Decisions Restrict Intentional Tort Lawsuits Against Employers
- March 24, 2010 | By Martin J. Boetcher | Business & Employment, Litigation
The Ohio Supreme Court issued two decisions Tuesday that significantly restrict the ability of employees to recover for employer workplace intentional torts.
In the cases of Kaminski v. Metal & Wire Products Company (2010-Ohio-1027) and Stetter v. R.J. Corman Derailment Services, LLC (2010-Ohio-1029), the court upheld as constitutional a 2005 law, Ohio Revised Code 2745.01, which significantly limits lawsuits by employees against employers for “intentional tort” claims.

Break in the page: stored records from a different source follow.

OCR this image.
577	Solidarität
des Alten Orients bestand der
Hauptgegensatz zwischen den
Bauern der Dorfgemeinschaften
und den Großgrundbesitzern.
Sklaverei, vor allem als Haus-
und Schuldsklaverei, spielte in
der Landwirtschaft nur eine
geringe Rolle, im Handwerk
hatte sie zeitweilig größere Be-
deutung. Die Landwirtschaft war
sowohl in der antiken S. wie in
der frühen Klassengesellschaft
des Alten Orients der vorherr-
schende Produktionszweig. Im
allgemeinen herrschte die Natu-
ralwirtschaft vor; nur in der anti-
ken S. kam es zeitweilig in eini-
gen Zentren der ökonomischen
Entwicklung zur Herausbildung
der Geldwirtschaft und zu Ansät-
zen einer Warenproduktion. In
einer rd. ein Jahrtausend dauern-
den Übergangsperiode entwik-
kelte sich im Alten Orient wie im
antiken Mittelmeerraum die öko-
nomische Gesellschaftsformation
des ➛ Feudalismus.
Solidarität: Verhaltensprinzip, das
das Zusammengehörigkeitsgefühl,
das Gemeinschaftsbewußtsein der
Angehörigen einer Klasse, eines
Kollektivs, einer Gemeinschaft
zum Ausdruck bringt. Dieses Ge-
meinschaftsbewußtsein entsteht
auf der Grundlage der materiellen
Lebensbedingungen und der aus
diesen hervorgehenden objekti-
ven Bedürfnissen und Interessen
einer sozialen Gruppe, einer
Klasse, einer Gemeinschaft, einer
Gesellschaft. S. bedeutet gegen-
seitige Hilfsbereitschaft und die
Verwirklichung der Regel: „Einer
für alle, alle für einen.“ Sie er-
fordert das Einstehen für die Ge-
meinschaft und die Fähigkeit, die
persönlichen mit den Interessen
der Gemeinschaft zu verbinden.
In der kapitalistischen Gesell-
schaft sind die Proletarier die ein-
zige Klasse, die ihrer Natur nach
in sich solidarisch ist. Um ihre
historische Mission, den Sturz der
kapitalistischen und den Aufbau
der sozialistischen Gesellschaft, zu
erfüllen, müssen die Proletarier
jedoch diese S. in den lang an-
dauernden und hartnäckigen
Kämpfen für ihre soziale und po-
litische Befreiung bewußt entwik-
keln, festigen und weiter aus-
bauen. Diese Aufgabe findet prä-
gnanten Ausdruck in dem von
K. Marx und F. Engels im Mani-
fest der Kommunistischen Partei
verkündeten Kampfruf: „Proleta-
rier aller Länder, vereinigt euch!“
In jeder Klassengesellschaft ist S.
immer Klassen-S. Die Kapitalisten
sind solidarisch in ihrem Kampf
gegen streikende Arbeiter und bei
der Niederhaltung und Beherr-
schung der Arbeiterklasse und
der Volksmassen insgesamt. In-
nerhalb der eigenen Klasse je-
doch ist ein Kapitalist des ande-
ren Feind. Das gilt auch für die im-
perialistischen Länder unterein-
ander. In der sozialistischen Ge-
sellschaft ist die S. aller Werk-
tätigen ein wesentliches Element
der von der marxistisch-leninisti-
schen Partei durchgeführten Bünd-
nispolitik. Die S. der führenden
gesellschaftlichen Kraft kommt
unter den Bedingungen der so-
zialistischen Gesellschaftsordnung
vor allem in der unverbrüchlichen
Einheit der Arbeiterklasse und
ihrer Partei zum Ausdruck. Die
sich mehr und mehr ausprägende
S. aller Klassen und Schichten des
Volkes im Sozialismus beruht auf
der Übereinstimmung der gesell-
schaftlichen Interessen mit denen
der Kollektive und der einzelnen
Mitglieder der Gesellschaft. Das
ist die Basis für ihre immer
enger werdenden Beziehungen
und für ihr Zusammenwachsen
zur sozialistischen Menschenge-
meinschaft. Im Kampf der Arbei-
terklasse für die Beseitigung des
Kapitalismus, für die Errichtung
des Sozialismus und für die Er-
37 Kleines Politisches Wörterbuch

That statute requires that before an employee can recover damages against an employer, the employee must prove that the employer committed a tortious act with the intent to injure another or the employer acts with deliberate intent to cause an employee to suffer an injury, subject to sections C and D.
These decisions are important for employers because prior versions of the intentional tort statute in years past have been declared unconstitutional. The decisions in Kaminiski and Stetter significantly limit lawsuits for employer intentional torts.
We believe the decisions will make it more difficult for an employee to establish an intentional tort claim against an employer for injuries occurring on or after April 7, 2005.